Но одним осенним вечером, когда ветры уснули в небесах, Морелла подозвала меня к своей постели. Над всей землей висел прозрачный туман, мягкое сияние лежало на водах, на пышную листву октябрьских лесов с вышины пало золото и пурпур.
— Вот день из дней, — сказала она, когда я приблизился. — День, чтобы жить и чтобы умереть. Дивный день для сыновей земли и жизни… но еще более дивный для дочерей небес и смерти! — Я осторожно поцеловал ее лоб, а она продолжала:
— Я умираю, и все же я буду жить.
— Морелла!
— Не было дня, когда бы ты любил меня; но ту, которая внушала тебе отвращение при жизни, в смерти ты станешь боготворить.
— Морелла!
— Повторяю: я умираю. Но я не уношу с собой плод той нежности — о, бесконечно малой! — которую ты питал ко мне, Морелле.
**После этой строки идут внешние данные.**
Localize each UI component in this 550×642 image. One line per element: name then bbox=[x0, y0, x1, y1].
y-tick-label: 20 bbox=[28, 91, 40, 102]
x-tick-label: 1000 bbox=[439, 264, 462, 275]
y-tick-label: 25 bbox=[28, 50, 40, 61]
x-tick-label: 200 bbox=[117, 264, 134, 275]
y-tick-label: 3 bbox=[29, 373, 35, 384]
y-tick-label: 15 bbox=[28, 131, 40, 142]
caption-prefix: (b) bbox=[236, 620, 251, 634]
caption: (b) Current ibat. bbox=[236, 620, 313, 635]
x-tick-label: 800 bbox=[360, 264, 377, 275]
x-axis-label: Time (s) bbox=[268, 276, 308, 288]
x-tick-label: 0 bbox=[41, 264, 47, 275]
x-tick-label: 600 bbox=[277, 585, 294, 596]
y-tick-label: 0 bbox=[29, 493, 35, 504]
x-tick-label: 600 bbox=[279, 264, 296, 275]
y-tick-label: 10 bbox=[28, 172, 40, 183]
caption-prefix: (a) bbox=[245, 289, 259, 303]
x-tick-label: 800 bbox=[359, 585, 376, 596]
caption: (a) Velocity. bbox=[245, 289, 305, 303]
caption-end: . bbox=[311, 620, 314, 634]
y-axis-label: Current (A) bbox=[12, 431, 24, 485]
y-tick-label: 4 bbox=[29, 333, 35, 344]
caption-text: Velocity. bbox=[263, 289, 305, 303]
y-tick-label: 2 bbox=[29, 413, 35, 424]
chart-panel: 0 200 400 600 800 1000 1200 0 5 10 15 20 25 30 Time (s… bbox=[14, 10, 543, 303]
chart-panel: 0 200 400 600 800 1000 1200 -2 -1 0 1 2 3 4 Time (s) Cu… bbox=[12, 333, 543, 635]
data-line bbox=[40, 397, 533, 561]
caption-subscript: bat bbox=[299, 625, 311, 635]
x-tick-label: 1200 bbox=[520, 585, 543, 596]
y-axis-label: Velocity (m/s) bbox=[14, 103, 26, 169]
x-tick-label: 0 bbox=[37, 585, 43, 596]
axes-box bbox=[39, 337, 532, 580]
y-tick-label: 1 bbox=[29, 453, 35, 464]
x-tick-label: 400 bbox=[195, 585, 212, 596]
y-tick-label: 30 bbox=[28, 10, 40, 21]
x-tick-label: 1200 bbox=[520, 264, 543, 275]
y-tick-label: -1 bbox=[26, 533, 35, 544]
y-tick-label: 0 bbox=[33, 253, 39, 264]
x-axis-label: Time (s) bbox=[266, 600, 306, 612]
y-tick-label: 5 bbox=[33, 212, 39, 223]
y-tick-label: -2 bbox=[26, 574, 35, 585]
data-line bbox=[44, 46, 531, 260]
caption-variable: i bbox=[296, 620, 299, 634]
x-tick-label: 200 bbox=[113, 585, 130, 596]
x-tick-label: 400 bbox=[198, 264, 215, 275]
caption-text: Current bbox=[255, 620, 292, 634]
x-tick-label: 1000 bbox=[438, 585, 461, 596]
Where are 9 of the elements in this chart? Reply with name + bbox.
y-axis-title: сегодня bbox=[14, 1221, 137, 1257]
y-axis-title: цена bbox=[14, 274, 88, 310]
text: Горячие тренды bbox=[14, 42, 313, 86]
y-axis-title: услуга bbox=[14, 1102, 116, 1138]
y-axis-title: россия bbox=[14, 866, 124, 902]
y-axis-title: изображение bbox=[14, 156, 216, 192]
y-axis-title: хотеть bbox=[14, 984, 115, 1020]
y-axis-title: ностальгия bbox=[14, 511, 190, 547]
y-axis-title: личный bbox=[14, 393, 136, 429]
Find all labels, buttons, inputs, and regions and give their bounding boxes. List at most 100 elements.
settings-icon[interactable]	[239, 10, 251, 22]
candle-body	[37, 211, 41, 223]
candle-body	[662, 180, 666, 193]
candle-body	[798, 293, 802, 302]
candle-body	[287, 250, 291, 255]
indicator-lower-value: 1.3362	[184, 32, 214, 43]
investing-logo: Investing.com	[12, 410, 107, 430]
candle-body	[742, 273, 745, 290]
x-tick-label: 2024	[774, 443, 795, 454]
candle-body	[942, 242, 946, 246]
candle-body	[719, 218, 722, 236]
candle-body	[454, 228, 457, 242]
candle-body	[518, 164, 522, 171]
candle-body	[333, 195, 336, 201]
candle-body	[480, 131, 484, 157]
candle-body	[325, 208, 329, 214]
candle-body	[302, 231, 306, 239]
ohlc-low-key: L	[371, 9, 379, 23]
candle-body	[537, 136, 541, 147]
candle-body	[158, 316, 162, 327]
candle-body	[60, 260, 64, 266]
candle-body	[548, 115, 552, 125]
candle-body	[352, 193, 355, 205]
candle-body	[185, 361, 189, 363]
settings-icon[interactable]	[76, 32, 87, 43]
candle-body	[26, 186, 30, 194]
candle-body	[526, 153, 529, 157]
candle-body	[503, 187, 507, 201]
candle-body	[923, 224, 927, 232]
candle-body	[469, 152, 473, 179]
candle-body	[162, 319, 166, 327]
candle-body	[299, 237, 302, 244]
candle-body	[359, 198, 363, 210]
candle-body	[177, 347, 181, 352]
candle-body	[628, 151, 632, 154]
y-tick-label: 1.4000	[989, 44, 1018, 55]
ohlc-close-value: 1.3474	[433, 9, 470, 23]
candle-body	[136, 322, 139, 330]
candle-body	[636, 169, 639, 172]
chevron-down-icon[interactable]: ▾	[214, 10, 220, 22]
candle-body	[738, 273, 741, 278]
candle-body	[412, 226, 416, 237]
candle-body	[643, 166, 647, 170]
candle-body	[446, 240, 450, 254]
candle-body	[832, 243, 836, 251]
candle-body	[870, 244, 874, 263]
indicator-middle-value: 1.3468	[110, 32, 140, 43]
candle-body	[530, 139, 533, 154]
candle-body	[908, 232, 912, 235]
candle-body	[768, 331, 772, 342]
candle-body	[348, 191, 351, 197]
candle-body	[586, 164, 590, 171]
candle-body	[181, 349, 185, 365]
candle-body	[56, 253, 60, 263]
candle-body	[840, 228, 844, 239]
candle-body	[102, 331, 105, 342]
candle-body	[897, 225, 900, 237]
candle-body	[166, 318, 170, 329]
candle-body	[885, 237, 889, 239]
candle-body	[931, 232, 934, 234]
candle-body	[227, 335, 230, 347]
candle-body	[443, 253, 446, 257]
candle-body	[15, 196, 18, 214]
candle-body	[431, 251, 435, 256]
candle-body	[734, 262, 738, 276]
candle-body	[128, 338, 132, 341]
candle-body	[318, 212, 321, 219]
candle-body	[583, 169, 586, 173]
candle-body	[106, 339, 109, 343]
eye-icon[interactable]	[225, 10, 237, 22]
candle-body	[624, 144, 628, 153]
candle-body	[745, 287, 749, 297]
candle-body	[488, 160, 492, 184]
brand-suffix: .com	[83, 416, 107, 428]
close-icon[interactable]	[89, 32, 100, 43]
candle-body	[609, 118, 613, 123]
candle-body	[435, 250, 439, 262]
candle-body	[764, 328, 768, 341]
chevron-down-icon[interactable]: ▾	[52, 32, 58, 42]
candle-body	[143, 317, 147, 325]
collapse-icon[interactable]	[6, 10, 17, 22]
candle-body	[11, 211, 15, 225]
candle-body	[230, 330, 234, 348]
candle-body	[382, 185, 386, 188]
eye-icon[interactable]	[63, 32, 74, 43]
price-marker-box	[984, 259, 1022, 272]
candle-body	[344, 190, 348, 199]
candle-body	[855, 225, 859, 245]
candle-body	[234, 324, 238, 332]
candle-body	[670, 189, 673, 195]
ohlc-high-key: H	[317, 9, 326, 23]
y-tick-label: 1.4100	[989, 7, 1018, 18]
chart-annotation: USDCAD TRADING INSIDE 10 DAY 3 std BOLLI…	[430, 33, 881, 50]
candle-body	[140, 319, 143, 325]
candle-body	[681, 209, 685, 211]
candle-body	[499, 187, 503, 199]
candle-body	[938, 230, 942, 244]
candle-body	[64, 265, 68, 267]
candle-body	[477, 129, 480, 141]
И когда мой дух отлетит, это дитя — твое и мое — останется жить. Но твои дни будут днями печали, той печали, которая долговечней всех иных чувств, как кипарис нетленней всех деревьев. Часы твоего счастья позади, цветы радости не распускаются дважды в одной жизни, как дважды в год распускаются иные розы. И больше тебе не доведется играть со временем: ты сам понесешь по земле свой саван, как мусульманин, отправляющийся в Мекку.
— Морелла! — закричал я. — Морелла, откуда ты это знаешь?
Но вместо ответа она отвернулась, легкая судорога пробежала по ее членам, и она умерла. Никогда больше я не слыхал ее голоса.
Но как Морелла и предрекла, ее дитя, дочь, которой она дала жизнь, уже умирая, которая начала дышать с последним вздохом матери, осталась в живых. Однако она очень странно развивалась — как физически, так и умственно — и была точным подобием умершей. И я полюбил ее такой могучей любовью, какой, думалось мне прежде, нельзя испытывать к земным существам.
Но вскоре безоблачное небо этой чистой привязанности омрачилось: уныние, страх и печаль заволокли его тучами. Ребенок действительно развивался очень странно. Меня приводил в смущение необычайно быстрый рост девочки; но гораздо ужаснее были мысли, которые овладевали мной, когда я следил за развитием ее духа! И разве могло быть иначе, если я ежедневно обнаруживал в этом малолетнем ребенке, в каждом его слове и поступке, силу и зрелость ума взрослой женщины? Когда с детских уст слетали уроки житейского опыта, когда я читал знаки мудрости и страстей зрелого возраста в ее больших задумчивых глазах?
С тех пор как все это стало очевидно и я уже был не в силах закрывать на это глаза, не мог продолжать бороться с жаждой уверовать, стоит ли удивляться, что мною овладели необычайные и жуткие подозрения? Отныне мои мысли снова и снова возвращались к цветистым фантазиям и поразительным теориям Мореллы, ныне покоящейся в склепе.